Она натянула вожжи, как вдруг за белой пеленой разглядела чью-то согбенную фигуру.
Это ее удивило. Она соскочила с телеги и пошла напрямик, скользя резиновыми сапогами. На всем пустом поле, — видимо, уже не первый час, — жена председателя Глеба Саввича таскала охапки льна. Пальцы ее закоченели.
Феона всплеснула руками, кинулась к ней:
— Что ты, девонька, рехнулась?
Ева молчала. Наконец с трудом разлепила оледеневшие губы:
— Глеб уехал, а тут снег, лен пропадает. Опять ему… выговаривать станут…
— Дура! Дуреха! Да что ты тут одна сделаешь?! — закричала Феона, срывая голос, и схватилась за голову, когда Евина фигура стала снова пропадать в густеющем мраке. Она сделала шаг к телеге и обернулась: Евин платок был уже неотличим от серых хлопьев. Феона в сердцах хлестнула лошадь. К своим дверям она тоже бежала почти бегом. Ей казалось, что она кипит возмущением. Ее била сильная дрожь.

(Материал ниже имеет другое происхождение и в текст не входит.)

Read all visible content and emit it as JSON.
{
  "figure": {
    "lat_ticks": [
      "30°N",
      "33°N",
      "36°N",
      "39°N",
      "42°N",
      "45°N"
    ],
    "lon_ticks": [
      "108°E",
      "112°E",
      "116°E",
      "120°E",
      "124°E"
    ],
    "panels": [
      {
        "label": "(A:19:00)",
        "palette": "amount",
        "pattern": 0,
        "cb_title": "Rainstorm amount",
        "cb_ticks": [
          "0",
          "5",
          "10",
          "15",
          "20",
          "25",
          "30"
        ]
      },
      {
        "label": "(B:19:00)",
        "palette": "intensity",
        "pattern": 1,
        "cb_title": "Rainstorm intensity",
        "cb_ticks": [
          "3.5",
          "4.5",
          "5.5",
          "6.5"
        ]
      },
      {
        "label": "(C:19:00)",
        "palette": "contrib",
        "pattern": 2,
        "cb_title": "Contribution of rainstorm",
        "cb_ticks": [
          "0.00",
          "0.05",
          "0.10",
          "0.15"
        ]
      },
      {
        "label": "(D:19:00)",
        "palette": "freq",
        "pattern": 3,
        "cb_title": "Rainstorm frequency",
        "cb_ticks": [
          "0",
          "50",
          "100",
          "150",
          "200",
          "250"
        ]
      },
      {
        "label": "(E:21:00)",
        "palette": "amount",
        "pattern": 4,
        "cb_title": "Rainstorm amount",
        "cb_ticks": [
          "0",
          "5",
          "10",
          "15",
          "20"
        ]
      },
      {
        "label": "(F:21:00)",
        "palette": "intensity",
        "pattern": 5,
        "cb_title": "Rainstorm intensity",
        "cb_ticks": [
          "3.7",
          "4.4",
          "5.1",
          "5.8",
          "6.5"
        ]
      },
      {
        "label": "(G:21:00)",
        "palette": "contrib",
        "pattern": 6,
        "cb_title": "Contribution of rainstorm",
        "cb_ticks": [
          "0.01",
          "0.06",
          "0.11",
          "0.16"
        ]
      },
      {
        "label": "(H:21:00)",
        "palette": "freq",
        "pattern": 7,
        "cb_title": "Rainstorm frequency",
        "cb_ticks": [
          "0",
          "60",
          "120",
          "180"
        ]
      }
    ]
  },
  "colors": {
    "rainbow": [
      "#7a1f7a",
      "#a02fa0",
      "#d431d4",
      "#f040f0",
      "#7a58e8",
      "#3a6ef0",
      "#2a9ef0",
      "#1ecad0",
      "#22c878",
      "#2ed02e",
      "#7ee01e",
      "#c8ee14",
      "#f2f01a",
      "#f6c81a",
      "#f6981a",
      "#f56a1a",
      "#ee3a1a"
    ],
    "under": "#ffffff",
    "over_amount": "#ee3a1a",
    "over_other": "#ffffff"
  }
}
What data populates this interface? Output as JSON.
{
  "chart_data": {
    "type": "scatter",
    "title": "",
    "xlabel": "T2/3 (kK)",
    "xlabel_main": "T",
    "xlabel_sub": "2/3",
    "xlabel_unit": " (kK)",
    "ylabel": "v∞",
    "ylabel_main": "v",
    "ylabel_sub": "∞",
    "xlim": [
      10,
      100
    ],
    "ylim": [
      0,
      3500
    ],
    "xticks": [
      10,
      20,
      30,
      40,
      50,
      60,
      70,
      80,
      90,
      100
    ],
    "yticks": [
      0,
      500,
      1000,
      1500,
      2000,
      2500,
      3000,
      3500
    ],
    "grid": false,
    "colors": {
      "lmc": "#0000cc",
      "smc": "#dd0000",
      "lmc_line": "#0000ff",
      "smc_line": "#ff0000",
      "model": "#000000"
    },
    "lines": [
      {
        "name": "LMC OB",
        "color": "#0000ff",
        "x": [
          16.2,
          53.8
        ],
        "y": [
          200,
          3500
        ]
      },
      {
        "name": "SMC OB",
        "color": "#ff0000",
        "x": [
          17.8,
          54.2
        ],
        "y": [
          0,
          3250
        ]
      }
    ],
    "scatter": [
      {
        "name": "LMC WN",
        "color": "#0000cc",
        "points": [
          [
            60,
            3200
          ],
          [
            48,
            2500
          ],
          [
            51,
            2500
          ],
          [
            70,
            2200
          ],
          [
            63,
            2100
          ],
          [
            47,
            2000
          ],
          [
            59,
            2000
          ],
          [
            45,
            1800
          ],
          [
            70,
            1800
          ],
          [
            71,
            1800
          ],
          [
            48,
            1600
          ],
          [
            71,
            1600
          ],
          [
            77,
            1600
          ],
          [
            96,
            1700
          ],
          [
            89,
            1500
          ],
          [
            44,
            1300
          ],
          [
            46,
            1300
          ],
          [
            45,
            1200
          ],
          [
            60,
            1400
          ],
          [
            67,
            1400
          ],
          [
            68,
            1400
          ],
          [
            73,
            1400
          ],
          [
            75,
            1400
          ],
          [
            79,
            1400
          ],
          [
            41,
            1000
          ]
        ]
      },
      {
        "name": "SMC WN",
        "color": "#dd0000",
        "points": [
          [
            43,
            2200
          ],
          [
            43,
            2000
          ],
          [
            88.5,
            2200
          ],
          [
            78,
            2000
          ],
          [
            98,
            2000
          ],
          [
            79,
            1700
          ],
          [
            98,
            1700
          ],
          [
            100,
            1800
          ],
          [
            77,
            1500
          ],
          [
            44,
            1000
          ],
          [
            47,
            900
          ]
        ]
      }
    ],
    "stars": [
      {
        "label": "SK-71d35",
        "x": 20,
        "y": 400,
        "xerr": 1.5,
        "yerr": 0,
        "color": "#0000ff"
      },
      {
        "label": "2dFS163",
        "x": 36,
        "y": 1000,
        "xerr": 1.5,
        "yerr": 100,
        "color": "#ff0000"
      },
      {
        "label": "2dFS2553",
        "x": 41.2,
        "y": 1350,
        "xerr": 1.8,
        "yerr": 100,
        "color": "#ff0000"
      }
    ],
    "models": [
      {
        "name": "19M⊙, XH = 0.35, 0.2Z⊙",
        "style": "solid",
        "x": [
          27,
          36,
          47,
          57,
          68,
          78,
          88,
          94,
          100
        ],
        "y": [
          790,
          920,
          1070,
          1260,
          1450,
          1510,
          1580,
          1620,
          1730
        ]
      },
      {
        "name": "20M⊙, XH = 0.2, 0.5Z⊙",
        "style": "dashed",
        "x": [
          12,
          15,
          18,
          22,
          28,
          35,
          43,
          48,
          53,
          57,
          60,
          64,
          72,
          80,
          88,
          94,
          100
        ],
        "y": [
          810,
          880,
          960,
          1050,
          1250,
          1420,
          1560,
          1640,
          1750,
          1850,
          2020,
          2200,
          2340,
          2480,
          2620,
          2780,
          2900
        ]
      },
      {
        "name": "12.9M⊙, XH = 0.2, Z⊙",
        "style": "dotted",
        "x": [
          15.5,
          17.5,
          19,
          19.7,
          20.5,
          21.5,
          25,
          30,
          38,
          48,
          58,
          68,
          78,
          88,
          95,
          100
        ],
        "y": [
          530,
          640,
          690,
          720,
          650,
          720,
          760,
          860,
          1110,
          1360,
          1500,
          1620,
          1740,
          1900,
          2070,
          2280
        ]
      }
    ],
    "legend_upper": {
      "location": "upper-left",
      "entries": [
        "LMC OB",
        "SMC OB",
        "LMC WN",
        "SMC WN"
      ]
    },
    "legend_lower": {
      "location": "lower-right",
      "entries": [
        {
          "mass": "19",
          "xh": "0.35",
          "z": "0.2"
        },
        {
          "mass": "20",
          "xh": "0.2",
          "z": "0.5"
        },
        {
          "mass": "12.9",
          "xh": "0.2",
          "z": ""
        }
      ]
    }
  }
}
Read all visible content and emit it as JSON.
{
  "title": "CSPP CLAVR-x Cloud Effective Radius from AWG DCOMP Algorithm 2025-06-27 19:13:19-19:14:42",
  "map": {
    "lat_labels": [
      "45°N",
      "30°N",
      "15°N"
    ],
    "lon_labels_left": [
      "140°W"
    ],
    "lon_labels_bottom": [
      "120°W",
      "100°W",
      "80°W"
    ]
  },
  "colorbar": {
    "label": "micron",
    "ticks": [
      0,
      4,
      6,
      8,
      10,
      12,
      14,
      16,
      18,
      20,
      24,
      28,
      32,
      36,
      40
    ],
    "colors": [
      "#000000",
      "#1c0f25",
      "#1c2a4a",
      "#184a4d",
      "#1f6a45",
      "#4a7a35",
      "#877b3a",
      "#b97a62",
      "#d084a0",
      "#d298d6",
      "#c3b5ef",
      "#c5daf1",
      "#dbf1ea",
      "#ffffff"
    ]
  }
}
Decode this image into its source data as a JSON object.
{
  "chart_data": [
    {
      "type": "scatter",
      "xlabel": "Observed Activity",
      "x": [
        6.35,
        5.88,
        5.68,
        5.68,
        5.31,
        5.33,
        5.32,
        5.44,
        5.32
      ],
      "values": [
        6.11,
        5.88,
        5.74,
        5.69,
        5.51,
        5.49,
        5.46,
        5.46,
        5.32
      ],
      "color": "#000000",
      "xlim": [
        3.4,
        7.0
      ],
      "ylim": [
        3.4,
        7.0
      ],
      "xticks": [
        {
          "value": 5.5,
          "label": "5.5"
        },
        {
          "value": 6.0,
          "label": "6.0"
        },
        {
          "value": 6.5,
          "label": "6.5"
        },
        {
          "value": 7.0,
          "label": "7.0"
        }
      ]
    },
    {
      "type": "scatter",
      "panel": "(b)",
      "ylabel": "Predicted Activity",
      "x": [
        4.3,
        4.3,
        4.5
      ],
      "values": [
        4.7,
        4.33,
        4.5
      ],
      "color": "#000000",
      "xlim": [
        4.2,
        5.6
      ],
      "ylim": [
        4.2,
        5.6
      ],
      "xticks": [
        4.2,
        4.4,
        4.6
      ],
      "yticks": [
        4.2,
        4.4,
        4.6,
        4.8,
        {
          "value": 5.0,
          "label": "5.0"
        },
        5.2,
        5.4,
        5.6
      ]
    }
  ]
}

Войдя в дом, Феона несколько секунд стояла, привалившись к дверному косяку, и молча смотрела на электрическую лампу. Лампа висела на шнуре неподвижно. На улице выл ветер. Муж листал газету, а возле него на лавке лежала оставленная только что сапожная дратва. Валька, дочь, толкла поросенку картофель. Едкий запах кожи, капустного листа и горячей картофельной шелухи наполнял избу. Слова не шли на язык Феоне.
— Сбруяновская жена, попадья, в поле пошла, — сказала наконец она.
Муж поднял голову:
— Что ты говоришь?
Дочь, не прислушиваясь, толкла в ступе.
— Я говорю, попадья пошла в поле лен поднимать.
Муж несколько мгновений смотрел на нее неподвижно. Наконец изумление оставило его.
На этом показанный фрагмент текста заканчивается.